Daniel Ndunguidi

Personal information
- Full name: Daniel Ndunguidi Gonçalves
- Date of birth: 13 October 1956 (age 69)
- Place of birth: Buco Zau, Cabinda, Angola
- Position: Forward

Senior career*
- Years: Team / Apps / (Gls)
- Benfica Luanda
- F.C. Luanda
- 1º de Agosto

International career^{‡}
- 1978-1991: Angola / 44 / (9)

= Ndunguidi =

Angolan footballer (born 1956)

Daniel Ndunguidi Gonçalves, better known as Daniel Ndunguidi or simply Ndunguidi, (born 1956) is a former Angolan football player.

Ndunguidi, whose career peaked in the 1980s while playing for Primeiro de Agosto as a forward, is widely considered Angola's most prominent football player, following independence.
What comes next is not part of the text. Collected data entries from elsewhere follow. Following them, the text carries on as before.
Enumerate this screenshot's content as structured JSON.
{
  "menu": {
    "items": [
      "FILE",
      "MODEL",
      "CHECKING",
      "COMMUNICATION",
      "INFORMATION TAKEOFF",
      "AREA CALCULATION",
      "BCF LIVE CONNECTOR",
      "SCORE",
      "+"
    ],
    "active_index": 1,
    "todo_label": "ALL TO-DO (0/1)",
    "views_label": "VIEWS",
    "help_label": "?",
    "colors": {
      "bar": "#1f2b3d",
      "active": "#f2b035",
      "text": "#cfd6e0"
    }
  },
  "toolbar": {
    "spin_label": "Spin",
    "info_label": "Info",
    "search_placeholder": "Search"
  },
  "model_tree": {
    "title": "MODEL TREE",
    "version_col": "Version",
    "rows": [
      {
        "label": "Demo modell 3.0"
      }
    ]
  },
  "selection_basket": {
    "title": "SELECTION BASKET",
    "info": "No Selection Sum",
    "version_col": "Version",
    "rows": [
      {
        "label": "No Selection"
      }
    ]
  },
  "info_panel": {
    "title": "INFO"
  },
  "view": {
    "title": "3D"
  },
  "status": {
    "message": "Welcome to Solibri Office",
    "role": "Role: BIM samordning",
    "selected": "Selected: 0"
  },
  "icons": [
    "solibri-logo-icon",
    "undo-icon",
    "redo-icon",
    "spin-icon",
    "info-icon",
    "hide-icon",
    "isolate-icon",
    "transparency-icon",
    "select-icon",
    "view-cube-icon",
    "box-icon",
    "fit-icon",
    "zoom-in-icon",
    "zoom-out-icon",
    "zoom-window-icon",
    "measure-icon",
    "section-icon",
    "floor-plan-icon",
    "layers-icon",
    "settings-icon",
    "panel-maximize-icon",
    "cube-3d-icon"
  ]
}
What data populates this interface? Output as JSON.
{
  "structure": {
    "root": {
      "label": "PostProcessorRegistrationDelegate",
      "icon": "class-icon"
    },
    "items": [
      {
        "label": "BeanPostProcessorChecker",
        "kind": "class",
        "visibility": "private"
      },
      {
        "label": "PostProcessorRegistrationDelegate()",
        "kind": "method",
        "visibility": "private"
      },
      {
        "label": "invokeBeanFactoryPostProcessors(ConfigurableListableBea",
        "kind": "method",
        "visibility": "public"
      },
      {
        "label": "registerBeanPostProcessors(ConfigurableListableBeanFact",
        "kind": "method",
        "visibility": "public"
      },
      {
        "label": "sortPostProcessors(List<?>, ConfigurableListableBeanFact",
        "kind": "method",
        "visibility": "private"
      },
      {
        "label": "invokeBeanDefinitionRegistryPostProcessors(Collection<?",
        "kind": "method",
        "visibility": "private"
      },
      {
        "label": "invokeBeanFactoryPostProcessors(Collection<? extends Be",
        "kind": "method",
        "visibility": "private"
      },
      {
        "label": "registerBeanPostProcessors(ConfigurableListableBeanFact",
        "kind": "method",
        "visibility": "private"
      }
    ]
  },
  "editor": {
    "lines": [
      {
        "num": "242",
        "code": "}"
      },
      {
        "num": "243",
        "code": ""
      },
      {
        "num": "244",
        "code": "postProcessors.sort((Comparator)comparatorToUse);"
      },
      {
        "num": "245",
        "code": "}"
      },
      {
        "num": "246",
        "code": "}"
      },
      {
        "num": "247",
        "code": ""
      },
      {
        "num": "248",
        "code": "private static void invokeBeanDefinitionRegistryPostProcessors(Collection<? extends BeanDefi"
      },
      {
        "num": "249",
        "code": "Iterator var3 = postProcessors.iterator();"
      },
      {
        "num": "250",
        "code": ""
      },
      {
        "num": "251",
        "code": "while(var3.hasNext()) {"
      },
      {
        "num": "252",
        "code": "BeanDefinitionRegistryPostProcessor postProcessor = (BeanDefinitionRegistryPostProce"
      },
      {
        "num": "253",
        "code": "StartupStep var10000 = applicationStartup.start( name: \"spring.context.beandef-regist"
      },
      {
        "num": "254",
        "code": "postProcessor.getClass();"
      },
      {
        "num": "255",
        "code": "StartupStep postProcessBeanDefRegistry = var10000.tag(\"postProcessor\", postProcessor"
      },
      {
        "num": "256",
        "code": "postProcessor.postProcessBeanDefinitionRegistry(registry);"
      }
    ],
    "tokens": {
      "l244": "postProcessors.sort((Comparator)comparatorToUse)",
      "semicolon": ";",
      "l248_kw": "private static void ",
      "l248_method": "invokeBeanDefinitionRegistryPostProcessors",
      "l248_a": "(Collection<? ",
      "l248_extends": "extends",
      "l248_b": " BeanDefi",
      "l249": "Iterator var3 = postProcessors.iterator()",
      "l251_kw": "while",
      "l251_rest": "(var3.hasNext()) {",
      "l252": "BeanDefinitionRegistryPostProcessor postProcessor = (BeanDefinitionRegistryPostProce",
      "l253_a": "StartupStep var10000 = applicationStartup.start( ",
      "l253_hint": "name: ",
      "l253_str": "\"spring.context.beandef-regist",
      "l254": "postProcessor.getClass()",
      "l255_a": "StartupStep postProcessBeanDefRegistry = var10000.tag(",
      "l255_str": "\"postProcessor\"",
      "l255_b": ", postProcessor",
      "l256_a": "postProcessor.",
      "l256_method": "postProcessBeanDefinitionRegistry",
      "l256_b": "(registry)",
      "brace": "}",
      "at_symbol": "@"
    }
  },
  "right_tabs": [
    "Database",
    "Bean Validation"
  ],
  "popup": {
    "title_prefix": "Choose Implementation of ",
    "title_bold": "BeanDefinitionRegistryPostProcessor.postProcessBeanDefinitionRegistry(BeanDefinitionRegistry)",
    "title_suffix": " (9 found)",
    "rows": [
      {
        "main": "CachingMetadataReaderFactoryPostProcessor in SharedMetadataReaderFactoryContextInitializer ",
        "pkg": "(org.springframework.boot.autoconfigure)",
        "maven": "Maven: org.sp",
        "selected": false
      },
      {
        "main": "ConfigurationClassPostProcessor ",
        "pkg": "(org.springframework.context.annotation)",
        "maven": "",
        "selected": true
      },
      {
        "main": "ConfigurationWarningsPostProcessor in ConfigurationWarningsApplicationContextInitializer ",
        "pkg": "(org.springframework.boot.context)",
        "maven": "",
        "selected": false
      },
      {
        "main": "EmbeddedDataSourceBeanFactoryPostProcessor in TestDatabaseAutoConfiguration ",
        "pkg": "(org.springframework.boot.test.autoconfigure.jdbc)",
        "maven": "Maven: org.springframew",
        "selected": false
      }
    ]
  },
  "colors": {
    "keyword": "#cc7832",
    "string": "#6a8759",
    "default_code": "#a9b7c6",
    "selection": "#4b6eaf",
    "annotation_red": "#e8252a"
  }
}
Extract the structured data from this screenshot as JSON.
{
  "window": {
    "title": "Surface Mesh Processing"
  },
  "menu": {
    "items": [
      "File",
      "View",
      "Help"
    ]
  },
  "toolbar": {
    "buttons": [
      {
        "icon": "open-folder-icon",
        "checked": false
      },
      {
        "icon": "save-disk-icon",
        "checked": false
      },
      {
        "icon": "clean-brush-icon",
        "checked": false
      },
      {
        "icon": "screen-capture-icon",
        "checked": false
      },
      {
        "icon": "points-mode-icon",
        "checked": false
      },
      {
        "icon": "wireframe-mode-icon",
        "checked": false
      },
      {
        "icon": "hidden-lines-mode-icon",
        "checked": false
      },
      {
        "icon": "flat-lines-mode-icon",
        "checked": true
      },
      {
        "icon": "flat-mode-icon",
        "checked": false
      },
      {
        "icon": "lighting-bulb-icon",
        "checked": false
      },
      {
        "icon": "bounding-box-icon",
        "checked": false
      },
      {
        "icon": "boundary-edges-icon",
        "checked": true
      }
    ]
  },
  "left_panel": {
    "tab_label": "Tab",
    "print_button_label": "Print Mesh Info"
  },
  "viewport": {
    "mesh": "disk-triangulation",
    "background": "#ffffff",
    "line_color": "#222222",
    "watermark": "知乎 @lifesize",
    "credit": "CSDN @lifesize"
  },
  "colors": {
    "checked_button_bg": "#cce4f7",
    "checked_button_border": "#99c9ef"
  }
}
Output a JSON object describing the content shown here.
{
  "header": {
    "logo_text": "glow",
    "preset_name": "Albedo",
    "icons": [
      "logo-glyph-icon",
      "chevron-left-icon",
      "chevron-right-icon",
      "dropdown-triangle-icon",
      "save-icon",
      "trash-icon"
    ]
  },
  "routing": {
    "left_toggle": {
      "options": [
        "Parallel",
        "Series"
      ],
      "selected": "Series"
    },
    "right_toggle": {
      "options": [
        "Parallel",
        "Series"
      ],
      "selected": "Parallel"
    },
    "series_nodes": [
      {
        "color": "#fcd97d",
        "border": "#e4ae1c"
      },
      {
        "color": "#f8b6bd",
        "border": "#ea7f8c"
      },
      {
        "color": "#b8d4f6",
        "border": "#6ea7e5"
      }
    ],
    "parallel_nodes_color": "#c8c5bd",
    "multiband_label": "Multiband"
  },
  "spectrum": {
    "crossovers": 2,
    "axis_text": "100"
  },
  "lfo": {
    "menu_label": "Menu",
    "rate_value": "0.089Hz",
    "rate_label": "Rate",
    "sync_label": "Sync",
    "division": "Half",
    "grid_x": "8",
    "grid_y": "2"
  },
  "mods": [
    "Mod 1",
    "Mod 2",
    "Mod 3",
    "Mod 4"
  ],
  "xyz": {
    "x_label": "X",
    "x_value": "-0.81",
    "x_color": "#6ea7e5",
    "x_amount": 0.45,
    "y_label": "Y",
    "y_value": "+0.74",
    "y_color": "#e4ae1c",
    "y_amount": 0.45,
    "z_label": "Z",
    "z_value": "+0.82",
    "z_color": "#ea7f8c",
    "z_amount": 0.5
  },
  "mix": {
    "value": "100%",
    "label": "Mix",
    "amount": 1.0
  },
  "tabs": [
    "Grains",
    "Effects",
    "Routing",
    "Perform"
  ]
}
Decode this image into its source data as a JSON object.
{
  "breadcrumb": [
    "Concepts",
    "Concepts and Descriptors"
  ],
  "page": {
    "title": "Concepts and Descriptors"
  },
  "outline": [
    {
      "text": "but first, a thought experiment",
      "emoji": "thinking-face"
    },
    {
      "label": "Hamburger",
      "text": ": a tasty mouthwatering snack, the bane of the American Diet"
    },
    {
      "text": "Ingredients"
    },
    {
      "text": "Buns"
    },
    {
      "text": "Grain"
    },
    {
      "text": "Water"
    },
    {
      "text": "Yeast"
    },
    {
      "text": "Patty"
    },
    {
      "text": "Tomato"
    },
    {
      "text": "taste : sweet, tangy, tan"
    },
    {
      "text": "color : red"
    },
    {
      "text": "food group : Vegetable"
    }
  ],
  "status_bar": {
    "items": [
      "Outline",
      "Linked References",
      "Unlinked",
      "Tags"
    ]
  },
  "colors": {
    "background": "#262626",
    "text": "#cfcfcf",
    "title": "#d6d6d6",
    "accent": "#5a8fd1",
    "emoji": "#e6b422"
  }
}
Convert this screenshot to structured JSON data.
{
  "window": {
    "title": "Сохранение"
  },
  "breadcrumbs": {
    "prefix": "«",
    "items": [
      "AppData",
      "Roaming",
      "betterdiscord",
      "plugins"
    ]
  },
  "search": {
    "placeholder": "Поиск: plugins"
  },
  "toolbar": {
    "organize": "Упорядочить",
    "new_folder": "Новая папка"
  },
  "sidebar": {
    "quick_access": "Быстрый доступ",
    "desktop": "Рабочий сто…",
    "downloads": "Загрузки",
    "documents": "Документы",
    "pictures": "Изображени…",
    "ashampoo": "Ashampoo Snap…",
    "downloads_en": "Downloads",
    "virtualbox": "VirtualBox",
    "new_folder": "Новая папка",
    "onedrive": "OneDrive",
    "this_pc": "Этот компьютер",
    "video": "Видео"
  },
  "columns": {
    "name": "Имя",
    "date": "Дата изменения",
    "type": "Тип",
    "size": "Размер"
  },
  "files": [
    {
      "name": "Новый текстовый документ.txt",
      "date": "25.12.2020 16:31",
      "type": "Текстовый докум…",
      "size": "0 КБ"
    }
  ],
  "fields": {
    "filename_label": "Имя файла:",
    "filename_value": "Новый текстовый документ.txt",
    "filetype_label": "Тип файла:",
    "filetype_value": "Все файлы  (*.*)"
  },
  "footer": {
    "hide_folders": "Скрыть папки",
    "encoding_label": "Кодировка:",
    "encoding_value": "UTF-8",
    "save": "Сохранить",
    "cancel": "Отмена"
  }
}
His fame and talent is only matched by that of Petro Atlético's José Saturnino de Oliveira aka "Jesus". In 1979, an attempt by Sporting Clube de Portugal to sign him was barred for political reasons as was another attempt by Benfica de Portugal in 1990.

On November 30, 1991, a farewell match was played between Primeiro de Agosto and Petro de Luanda, in honour of Ndunguidi and Jesus Saturnino.

== International career ==

Ndunguidi has made 44 appearances for the Angola national football team throughout his career from 1976 to the late 1980s.

After ending his career as a player, he followed a brief coaching career. He coached Primeiro de Agosto to league titles in 1998 and 1999.

In 2013, he had been serving as an adviser to the chairman of Primeiro de Agosto.